Abstract

Hydrocarbon stress (HS) has been causing decreased plant growth and productivity. Putrescine (Put) and growth promoting microbes are vital for plant growth and development under hydrocarbon stress. Current research work was carried out to evaluate the potential of Bacillus megaterium OSR-3 alone and in combination with Put to alleviate HS in Nicotiana tabacum (L.). The crude petroleum contaminated soil significantly reduced growth attributes of N. tabacum.
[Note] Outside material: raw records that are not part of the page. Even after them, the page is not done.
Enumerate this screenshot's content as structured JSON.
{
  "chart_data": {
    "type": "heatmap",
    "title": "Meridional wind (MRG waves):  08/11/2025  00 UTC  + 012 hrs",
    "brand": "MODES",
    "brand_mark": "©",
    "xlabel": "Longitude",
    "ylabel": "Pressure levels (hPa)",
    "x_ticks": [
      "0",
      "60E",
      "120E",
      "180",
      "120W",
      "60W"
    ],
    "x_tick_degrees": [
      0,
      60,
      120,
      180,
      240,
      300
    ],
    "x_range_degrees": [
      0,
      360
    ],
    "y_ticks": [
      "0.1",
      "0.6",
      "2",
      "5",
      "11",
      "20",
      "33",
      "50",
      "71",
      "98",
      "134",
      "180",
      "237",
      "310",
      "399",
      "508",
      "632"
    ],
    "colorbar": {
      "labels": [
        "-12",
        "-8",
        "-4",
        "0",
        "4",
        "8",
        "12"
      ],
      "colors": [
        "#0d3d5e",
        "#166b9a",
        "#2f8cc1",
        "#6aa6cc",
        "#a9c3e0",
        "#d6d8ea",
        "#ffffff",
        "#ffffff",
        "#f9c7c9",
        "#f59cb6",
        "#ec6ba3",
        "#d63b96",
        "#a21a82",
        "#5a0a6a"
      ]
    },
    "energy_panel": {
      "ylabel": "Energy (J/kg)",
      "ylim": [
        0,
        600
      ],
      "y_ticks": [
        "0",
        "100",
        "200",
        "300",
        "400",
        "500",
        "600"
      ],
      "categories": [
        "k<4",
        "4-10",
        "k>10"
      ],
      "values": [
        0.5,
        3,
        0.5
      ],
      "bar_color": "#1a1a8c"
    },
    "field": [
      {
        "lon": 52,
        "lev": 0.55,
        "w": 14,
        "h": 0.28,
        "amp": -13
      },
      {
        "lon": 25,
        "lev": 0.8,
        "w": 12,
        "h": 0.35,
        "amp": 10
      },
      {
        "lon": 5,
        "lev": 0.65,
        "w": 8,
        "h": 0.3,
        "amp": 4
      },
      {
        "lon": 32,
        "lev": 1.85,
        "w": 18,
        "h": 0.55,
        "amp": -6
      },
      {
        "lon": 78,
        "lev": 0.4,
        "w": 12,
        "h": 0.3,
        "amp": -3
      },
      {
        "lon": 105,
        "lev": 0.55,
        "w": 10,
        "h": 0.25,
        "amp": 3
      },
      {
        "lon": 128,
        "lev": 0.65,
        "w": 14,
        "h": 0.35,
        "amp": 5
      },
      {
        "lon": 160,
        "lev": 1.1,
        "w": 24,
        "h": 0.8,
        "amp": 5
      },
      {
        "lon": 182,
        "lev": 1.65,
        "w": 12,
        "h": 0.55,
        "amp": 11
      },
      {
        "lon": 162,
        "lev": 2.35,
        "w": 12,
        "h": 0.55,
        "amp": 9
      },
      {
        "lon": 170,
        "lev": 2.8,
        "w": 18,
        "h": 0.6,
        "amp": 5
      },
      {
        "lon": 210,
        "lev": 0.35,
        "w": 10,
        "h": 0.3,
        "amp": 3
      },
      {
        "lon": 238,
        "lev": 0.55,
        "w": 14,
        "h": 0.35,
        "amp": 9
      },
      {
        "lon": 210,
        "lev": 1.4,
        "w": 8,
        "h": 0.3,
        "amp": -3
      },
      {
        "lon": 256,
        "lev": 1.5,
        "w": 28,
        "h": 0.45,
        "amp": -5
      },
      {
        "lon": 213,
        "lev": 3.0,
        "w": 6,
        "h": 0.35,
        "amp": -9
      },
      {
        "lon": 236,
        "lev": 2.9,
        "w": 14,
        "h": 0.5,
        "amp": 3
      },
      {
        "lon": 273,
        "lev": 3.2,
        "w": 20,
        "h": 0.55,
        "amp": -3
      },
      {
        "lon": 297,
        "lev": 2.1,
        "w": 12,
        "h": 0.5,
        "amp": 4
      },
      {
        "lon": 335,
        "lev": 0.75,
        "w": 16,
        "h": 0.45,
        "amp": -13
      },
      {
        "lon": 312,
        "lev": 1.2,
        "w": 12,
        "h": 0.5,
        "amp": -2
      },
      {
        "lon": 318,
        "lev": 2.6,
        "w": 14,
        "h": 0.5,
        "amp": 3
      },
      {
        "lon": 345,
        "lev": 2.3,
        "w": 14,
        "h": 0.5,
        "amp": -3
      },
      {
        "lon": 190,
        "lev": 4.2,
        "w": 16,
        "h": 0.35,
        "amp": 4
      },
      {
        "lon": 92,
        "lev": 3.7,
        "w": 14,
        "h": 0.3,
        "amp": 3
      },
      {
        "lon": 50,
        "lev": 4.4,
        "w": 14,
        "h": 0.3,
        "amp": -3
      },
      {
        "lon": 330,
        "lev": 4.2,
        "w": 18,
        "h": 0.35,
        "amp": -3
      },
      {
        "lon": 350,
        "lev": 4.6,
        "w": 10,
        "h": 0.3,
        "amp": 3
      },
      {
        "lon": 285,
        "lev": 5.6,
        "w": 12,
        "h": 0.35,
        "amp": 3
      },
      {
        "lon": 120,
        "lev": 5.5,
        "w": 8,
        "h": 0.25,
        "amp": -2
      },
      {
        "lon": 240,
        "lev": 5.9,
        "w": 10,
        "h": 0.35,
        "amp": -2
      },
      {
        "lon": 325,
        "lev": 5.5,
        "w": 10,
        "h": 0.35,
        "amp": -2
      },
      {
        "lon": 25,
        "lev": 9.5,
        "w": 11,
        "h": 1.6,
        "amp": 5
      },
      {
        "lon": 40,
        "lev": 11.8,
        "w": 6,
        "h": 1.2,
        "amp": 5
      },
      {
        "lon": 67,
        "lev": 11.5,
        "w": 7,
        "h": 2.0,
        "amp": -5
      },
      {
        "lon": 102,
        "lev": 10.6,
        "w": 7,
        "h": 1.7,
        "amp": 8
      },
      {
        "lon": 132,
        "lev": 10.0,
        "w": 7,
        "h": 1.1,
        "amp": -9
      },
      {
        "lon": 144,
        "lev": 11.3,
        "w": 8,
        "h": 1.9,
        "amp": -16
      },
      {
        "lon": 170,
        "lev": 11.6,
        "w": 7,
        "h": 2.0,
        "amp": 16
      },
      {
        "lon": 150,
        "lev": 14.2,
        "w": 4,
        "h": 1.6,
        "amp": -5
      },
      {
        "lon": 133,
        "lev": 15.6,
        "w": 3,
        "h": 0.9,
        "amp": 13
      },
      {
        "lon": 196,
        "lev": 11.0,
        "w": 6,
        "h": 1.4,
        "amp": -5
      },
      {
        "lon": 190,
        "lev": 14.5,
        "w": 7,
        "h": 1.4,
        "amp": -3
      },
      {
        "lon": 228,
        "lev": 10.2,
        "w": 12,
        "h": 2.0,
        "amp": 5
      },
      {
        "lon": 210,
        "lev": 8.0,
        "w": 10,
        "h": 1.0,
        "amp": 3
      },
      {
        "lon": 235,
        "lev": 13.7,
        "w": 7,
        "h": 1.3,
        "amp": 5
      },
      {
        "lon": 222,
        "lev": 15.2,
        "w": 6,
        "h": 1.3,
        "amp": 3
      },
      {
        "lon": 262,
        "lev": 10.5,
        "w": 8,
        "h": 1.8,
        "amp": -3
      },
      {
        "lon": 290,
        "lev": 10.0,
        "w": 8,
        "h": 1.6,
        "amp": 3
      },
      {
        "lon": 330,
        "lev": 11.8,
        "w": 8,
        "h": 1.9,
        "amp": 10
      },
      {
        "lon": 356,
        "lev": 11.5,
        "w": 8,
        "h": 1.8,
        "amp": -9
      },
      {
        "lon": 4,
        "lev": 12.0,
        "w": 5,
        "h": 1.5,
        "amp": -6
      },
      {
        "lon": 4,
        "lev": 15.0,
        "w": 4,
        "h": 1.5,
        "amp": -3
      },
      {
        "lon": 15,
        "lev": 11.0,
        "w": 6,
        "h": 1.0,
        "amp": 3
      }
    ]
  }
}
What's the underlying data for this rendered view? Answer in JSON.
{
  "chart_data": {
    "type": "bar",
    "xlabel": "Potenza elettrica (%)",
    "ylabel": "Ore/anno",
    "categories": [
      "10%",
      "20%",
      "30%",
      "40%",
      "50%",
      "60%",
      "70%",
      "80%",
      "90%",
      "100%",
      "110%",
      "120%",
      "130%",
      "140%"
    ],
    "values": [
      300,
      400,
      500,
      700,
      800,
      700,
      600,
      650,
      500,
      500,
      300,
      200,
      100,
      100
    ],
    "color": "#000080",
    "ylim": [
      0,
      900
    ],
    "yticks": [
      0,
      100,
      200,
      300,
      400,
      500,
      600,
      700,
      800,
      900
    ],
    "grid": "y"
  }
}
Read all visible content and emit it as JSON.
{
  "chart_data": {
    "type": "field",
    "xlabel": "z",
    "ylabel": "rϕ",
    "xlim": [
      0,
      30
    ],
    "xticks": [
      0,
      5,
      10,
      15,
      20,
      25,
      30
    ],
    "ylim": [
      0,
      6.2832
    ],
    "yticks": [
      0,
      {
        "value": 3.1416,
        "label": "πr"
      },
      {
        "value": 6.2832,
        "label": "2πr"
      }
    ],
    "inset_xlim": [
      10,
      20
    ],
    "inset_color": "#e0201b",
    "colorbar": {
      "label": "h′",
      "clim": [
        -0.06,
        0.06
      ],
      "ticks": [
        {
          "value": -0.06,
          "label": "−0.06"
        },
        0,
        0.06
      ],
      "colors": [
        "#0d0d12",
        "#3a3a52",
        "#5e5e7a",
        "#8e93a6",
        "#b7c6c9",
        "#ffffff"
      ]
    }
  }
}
B. megaterium OSR-3 inoculated plants subjected to HS exhibited improved photosynthetic rate, gas exchange characteristics, poline contents and protein level. Furthermore, bacterial inoculation enhanced the antioxidative activity of superoxide dismutase (SOD), catalase (CAT) and ascorbate peroxidase (APX) in tobacco plants subjected to HS. The HS alleviation in B. megaterium OSR-3 inoculated N. tabacum can be credited to the heightened activity of antioxidative enzymes, reduction in hydrogen peroxide (H₂O₂) and abridged synthesis of malondialdehyde (MDA). The increased synthesis of indole acetic acid (IAA) in HS stressed N. tabacum plants treated with co-application of B. megaterium OSR-3 and Put attenuated toxicity and amplified growth of plants. Additionally, the co-application of B. megaterium OSR-3 and Put also upregulated the activity of antioxidative enzymes and induced augmented level of proline and IAA in plants under HS regimes. Current research provides novel insight into the potential and mechanism of B. megaterium OSR-3 and Put in mitigation of HS in N. tabacum plants.

 抽象的

碳氢化合物胁迫（HS）一直导致植物生长和生产力下降。腐胺 (Put) 和促生长微生物对于碳氢化合物胁迫下的植物生长和发育至关重要。目前的研究工作是评估巨大芽孢杆菌OSR-3 单独使用以及与 Put 联合使用缓解烟草(L.) HS 的潜力。原油污染的土壤显着降低了烟草的生长特性。接种了巨大芽孢杆菌OSR-3 的植物经受 HS 处理后表现出改善的光合速率、气体交换特性、果线含量和蛋白质水平。此外，细菌接种增强了受HS影响的烟草植物中超氧化物歧化酶（SOD）、过氧化氢酶（CAT）和抗坏血酸过氧化物酶（APX）的抗氧化活性。接种巨大芽孢杆菌OSR-3 的烟草中 HS 的减轻可归因于抗氧化酶活性的增强、过氧化氢 (H ₂ O ₂ ) 的减少以及丙二醛 (MDA) 合成的减少。在同时施用巨大芽孢杆菌OSR-3 和 Put 处理的 HS 胁迫的烟草植物中，吲哚乙酸 (IAA) 的合成增加，从而减弱了毒性并促进了植物的生长。此外，巨大芽孢杆菌OSR-3 和 Put 的共同施用还上调了 HS 处理下植物中抗氧化酶的活性，并诱导脯氨酸和 IAA 水平增加。目前的研究为巨大芽孢杆菌OSR-3 和 Put 在缓解烟草植物中 H2S 方面的潜力和机制提供了新的见解。